Tata znowu zatankował nam bak paliwa – „Bierzcie i jedźcie!”. Decyzja jest prosta – Bieszczady. Tym razem opuchlizna po niedawnym powrocie z Gorganów i Świdowca już zdążyła zniknąć z moich nóg. Tradycyjnie wstaję pierwsza i szykuję wałówkę – kawusia, kanapeczki, pomidorki, jajeczka, jabłuszka i ukraińskie czekoladki (od Taty). 2,5 godziny później docieramy do Ustrzyk Górnych, gdzie odstawiamy samochód i długo, aczkolwiek skutecznie, namawiamy kierowcę busa do podwiezienia tylko nas trzech do Widełek. Startujemy niebieskim szlakiem wchodząc w orzeźwiający las. Już niedługo po starcie napotykamy ślady zwierzyny, które od razu pobudzają naszą wyobraźnię. Od pierwszych wizji, w których twierdzimy, że ich właścicielem jest niedźwiedź, znacznie kurczą nam się w oczach i podejrzenie pada na rysia… by w końcu jako głównego podejrzanego obrać psa :P. Bieszczadnik złapałby się za głowę! Przechodzimy dwa leśne wzniesienia – Kopę (886 m n.p.m.) oraz Widełki (1016 m n.p.m.) i niedługo potem docieramy do miejsca, gdzie na 1073 m n.p.m. zaczyna się grzbiet Bukowego Berda. Naszym oczom ukazuje się soczyście zielona połonina okraszona żółtymi kwiatami pięciornika złotego.
"Bieszczadzkie Anioły są całkiem zielone"

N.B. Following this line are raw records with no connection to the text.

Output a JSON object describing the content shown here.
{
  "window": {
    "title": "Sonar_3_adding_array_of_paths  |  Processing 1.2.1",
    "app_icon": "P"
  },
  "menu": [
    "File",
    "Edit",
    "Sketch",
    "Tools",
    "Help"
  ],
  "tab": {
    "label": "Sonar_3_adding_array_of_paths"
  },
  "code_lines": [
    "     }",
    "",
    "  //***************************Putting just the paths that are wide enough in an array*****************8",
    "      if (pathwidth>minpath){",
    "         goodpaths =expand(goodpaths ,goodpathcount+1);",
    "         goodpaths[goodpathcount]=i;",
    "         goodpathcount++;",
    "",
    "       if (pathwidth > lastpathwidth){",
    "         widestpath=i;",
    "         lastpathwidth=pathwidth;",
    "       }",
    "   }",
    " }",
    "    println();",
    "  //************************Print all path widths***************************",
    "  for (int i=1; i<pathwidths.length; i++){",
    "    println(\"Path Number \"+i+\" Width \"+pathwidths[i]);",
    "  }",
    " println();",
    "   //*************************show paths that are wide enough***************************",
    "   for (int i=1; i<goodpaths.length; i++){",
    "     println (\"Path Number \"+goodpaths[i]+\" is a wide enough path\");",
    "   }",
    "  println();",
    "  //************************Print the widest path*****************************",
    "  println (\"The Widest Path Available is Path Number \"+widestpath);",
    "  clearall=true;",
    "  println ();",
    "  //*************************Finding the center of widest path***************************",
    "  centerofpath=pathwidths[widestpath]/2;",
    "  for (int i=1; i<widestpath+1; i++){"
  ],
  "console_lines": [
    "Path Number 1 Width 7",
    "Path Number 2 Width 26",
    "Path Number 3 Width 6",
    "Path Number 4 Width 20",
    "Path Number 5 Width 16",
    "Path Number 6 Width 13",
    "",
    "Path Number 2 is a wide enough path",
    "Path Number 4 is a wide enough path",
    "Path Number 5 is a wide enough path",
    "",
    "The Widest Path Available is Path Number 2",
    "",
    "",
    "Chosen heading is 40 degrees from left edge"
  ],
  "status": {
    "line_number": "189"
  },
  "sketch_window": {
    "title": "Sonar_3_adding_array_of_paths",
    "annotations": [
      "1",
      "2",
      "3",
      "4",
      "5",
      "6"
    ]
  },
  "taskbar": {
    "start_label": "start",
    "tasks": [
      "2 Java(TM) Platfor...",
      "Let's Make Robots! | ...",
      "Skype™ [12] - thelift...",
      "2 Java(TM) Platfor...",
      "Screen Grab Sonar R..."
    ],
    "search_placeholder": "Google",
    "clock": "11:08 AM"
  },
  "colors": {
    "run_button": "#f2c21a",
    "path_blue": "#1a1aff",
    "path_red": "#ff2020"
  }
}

Bukowe Berdo wita nas dywanem zieleni






Wędrując zielonym dywanem docieramy do fliszowych form skalnych przecinających grzbiet. Gdzieniegdzie pomiędzy zielenią łąk a szarością piaskowca wyrasta krzewiasta forma jarzębiny i  pojawia się karłowata wierzba. Szkoda, że goździk kartuzek zakwitnie dopiero za miesiąc, uwielbiam jak ubarwia skały Bukowego Berda swoim intensywnym różem.  Za plecami mamy widok na Połoninę Caryńską (1239 m n.p.m.), po swojej prawej obserwujemy połatany śniegiem Szeroki Wierch (1315 – 1213 m n.p.m.), a przed sobą Krzemień (1335 m n.p.m.), Kopę Bukowską (1320 m n.p.m.) i Halicz (1333 m n.p.m.). Gdy docieramy do najwyższego punktu Bukowego Berda (1313 m n.p.m.) rozwalamy się na nagrzanych słoneczkiem skałach. Kilka zdjęć, kanapki, słodycze, wymiana och-ów oraz ach-ów i po pewnym czasie orientujemy się, że Ela odleciała w objęciach Morfeusza.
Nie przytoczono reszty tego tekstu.